Peace and quiet
Finally. Friday's rush-hour blare has dwindled to the chug of a solitary bus idling outside on West 49th Street. But the rain’s been relentless, playing hard and emphatic under the white street light outside my window.
I’ve got the Mississippi Sheiks on in I-Tunes, “Your Good Man Caught the Train and Gone.” Bruised vocals, in perfect sync with a slightly off-kilter guitar. A fired-up fiddle that reads the singer’s mind, darting in and out of the guitar fills like a hopped-up turnstile jumper. Old blues; real blues. Not even a few rock stars play the blues like this anymore. Eric Clapton’s last effort, a tribute to the great Robert Johnson, was a slippy, overproduced disaster. The late Kurt Cobain sure could make the genre his own, as he brilliantly demonstrates on Nirvana’s cover of Ledbelly’s “Where Did You Sleep Last Night?” But singing the blues is a risky business, something you shouldn't try unless you can rip yourself apart in public and still be able to live with yourself in the morning. Not an easy balancing act, that.
It’s been a long, busy week, but it’s also been quiet, mostly. Iowans should know that quiet does exist in New York City. You’d never know it reading the city’s papers. It’s not the kind of quiet that settles on an Iowa cornfield, quiet in the literal sense. That's an impossibility in this great, overbearing metropolis. It's also why any New Yorker will tell you that every so often you have to escape the city and go to places not entirely unlike Iowa to keep it all together (eg, upstate New York). Call it blue town goin’ red—if only for a long weekend.
In Manhattan quiet is experienced internally, and for as long as it lasts the hubbub of big city life goes on but doesn’t intervene. It's a welcome detachment. But then days like Friday roll in—days that rain on a million short tempers—and, well, so much for quiet in the glorious, wormy apple.
The weekend’s a question mark. Arafat’s dead. Do I celebrate? Not according to The Nation, which extols the virtues of Arafat the founder of the Palestinian liberation movement while berating him for the few good-faith concessions he made to Israel and the international community. How can I take seriously an editorial that calls the 2000 Camp David proposal for the creation of a Palestinian state “inadequate and insulting”? I’ll readily admit that Israel’s land grabs in the West Bank and Gaza Strip contributed greatly to Arafat’s later recalcitrance at the negotiating table. But clearly the editors at The Nation are not living in the real world when they denounce the label of Arafat the terrorist as “so much propaganda and mythmaking.”

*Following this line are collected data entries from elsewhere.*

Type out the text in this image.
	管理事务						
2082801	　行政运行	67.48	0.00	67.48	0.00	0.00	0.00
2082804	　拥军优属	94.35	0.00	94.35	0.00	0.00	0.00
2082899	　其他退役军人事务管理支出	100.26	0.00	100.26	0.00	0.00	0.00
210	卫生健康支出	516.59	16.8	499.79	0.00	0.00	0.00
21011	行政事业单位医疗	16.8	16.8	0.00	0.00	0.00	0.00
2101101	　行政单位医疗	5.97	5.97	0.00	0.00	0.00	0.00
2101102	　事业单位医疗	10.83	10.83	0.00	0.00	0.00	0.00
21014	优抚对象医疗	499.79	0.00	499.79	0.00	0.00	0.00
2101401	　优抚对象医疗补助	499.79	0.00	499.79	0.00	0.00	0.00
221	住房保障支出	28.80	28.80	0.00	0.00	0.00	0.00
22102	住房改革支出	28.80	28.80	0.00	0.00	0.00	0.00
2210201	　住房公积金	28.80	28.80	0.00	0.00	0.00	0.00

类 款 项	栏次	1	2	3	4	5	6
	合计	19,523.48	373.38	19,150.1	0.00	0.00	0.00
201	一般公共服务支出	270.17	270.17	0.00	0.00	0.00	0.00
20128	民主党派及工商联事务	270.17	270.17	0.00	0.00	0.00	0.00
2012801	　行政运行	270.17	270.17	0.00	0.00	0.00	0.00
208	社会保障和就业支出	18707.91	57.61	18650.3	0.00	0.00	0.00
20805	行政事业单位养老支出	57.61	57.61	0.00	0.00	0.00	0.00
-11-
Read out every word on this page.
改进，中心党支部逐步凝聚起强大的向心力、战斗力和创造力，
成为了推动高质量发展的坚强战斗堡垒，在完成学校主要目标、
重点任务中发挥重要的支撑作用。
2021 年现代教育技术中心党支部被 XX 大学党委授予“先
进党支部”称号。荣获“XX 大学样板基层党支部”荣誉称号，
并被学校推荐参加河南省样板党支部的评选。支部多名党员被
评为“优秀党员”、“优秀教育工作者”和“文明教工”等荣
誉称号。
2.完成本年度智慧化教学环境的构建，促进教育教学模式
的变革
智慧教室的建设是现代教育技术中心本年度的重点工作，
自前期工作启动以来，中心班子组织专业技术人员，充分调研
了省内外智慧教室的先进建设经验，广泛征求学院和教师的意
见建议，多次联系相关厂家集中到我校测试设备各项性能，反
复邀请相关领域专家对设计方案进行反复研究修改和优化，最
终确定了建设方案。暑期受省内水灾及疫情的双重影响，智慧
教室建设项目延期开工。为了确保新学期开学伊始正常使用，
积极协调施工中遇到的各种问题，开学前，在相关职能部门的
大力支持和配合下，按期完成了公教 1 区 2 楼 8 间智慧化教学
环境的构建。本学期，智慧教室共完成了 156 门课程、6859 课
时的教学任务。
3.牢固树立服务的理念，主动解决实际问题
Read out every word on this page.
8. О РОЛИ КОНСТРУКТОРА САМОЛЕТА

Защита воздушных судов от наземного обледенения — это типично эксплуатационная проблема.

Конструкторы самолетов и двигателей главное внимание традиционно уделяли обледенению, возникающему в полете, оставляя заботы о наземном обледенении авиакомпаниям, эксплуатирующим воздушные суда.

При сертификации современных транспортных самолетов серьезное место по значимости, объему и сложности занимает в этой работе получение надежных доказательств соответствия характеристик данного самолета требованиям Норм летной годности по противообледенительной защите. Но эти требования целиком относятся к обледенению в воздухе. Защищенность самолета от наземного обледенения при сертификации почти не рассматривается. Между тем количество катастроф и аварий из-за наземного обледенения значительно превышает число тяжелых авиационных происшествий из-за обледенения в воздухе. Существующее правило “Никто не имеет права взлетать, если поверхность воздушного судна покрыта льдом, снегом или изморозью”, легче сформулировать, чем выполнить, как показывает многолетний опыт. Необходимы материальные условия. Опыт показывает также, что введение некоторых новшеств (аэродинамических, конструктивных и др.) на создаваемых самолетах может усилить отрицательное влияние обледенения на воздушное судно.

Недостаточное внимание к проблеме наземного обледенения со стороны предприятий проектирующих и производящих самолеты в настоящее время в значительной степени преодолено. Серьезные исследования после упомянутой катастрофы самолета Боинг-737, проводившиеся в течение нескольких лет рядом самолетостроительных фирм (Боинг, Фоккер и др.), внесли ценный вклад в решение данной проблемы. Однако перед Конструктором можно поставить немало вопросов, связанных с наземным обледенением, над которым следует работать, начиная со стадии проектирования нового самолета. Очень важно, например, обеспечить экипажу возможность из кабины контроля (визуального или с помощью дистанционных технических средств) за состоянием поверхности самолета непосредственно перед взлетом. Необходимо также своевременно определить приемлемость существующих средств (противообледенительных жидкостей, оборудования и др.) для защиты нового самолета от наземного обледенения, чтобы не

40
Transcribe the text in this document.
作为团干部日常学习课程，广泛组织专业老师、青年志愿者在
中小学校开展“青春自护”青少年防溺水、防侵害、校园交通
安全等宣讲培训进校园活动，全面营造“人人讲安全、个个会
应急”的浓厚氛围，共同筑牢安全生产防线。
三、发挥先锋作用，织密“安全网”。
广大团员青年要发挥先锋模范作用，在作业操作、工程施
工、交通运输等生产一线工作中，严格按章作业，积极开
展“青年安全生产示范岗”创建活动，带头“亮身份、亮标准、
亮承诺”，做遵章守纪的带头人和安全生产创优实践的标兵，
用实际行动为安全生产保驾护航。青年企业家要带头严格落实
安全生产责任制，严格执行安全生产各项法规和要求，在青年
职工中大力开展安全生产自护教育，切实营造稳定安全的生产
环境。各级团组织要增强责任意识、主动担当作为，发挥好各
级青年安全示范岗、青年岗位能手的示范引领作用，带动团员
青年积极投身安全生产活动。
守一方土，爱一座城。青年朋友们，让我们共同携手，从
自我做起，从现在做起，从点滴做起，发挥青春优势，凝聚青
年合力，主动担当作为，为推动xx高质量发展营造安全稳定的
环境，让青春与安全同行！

The Nation can keep right on stewing over the failure of realistic minds to grasp its utopian vision for the Palestinians. I’ll follow our president’s lead in asking God to bless Arafat’s flawed soul while hoping the new Palestinian leadership grasps the significance of this moment and the opportunity it presents. And Sunday, weather permitting, maybe I’ll take a drive to a place not entirely unlike Iowa, if only for an afternoon.